Bids to construct the park on the former Waterfront Restaurant property are due to be opened next week, with the project expected to be awarded by the City Council sometime later this month. Once a firm is selected, work on the park could begin during the second week of August and extend no later than December, according to a time line included in the request for proposals issued last month.
“We hope that it’s only a matter of a few months until people see some major progress,” Mayor Joanne Yepsen said Monday.
City officials met with interested contractors during a site visit last week. Under consideration since 2008, the project is aimed at improving the only public access the city has to Saratoga Lake outside of a state-operated boat launch at the mouth of Fish Creek.
As a whole, Saratoga Lake has only a few public access points. Aside from the state boat launch and the former Waterfront property, the still-closed Brown’s Beach in Stillwater is the only other area on the lake that will one day be open to the public.

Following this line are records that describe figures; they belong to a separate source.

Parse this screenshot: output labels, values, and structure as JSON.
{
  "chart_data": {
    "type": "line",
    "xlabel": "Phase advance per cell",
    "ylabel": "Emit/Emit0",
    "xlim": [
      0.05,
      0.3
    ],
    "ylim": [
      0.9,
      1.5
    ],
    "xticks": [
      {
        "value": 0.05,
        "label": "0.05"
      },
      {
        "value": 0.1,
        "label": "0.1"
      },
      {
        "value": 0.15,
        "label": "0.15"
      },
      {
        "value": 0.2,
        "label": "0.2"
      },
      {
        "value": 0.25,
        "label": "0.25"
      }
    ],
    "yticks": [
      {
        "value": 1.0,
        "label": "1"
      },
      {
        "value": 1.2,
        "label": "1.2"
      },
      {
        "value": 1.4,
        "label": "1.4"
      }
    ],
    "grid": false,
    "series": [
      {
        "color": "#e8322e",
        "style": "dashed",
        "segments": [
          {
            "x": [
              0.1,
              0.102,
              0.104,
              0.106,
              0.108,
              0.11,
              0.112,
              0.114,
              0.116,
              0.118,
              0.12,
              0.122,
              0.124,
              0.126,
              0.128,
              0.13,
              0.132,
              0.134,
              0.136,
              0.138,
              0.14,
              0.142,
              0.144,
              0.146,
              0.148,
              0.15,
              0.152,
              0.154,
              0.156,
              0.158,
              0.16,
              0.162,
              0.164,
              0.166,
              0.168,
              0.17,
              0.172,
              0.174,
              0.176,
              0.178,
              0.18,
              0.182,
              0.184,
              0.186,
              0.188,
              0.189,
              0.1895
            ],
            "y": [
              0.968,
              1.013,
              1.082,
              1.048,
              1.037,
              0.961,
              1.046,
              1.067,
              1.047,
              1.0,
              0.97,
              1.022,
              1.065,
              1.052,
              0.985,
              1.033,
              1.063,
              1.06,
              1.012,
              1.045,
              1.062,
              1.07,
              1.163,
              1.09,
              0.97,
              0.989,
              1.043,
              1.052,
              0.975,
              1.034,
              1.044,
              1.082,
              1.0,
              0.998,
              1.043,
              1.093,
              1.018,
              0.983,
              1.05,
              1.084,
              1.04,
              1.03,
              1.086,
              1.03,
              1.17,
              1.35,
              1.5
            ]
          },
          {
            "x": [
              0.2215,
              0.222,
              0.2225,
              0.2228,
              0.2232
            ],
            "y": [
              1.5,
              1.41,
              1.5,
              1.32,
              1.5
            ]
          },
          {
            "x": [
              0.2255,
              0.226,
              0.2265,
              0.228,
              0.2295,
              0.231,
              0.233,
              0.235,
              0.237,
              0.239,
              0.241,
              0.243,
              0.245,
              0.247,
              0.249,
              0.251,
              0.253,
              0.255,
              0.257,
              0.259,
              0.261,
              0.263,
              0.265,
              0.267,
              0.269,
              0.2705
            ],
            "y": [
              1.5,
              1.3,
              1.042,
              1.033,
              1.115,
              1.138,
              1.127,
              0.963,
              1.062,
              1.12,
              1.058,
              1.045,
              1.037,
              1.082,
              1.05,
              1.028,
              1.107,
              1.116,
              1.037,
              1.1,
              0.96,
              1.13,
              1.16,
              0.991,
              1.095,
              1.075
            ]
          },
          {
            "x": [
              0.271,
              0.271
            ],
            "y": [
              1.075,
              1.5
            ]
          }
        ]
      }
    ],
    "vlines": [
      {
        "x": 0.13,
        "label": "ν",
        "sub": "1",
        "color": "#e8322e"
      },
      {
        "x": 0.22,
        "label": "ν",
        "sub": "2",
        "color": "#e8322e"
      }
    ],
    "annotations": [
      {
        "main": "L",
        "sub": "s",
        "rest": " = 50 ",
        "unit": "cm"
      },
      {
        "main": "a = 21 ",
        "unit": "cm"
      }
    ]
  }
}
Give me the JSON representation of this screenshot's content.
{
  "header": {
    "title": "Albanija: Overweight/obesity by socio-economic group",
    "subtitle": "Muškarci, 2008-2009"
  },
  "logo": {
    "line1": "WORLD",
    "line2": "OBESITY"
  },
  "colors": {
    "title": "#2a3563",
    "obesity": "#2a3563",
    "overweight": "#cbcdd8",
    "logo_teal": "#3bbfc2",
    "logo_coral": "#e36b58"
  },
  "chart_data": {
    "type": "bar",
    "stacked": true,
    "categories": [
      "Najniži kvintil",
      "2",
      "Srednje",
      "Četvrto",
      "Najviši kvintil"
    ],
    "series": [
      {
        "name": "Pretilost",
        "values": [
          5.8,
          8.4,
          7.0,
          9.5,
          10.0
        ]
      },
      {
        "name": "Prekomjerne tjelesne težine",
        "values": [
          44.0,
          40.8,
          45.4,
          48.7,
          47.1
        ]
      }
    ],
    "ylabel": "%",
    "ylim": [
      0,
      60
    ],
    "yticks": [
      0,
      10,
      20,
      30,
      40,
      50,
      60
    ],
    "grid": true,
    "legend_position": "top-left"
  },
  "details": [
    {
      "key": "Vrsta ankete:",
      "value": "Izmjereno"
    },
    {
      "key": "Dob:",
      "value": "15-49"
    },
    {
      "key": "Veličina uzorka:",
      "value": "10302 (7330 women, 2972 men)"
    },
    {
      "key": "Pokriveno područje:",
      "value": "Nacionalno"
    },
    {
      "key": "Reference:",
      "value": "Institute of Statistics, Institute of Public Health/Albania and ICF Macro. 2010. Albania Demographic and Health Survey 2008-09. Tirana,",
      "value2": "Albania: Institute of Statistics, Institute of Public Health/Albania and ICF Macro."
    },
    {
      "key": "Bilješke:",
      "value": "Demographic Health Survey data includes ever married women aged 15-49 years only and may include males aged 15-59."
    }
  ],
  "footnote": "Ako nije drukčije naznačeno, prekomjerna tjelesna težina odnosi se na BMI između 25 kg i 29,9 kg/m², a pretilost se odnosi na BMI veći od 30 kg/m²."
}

Though it’s unclear how much the city’s project will cost — estimates from nearly six years ago placed the total at roughly $1.3 million — the city will have use of up to $650,000 received in grants from the state. Plans for the park have been stymied since the economic recession tightened city purse strings shortly after its first renderings were made public.
Yepsen said the city is at risk of losing the grants if some progress on the project isn’t measured by the state this year. She said state officials were questioning her about the project earlier this year after seeing little movement during the previous mayoral administration.
“The state was looking for some action,” she said.
The project includes building a parking area at the top of the 3.4 acre property with an entrance and exit onto Crescent Avenue. Staircases, pergolas and stone pathways will lead down a slope toward the lake, where the old restaurant once stood.
An existing road down to the lakefront will lead to a drop-off area, small dock, barbecue grills, stone benches, an existing gazebo and even a sandy beach area. There will initially be no public swimming area when the park is completed, but that could change in the future.
“As a city-owned property, we have a lot of potential here,” Yepsen said.
During the 1940s, the property was home to Ryall’s Beach House, a private bathhouse that served as a popular summer hangout for children. The John Diesem family opened the seasonal Waterfront Restaurant in 1982 and ran it through the end of 2005, when he put the property up for sale.
City officials purchased the land for $2 million in 2006, using a portion of a $5 million open space bond passed by voters four years earlier.
The property remained largely dormant until the old restaurant was demolished in 2011. Public access to the property was restored in 2012, though amenities are limited to a few portable toilets, the restaurant’s old parking lot, a small dock and the gazebo.
Public access is expected to remain through the duration of construction. Yepsen said the intention is to have crews work around the road leading down to the property.
Meanwhile, work to open Brown’s Beach on the lake continues with a late-July opening coming into sight. Stillwater Supervisor Ed Kinowski said heavy rainstorms rolling through the region this spring continue to stymie work on the park.
“We just get done cleaning the beach, then you get four inches in an hour, the beach floods and we have to clean it again,” he said after coming from the site Monday.
Kinowski, who is personally helping with work at the beach, said dozens of people eager to take a dip in the lake show up every time he’s on the property. He reluctantly turns them away with a familiar refrain to check back later in the summer.
“We aren’t quite there yet, but we’re pushing very hard,” he said.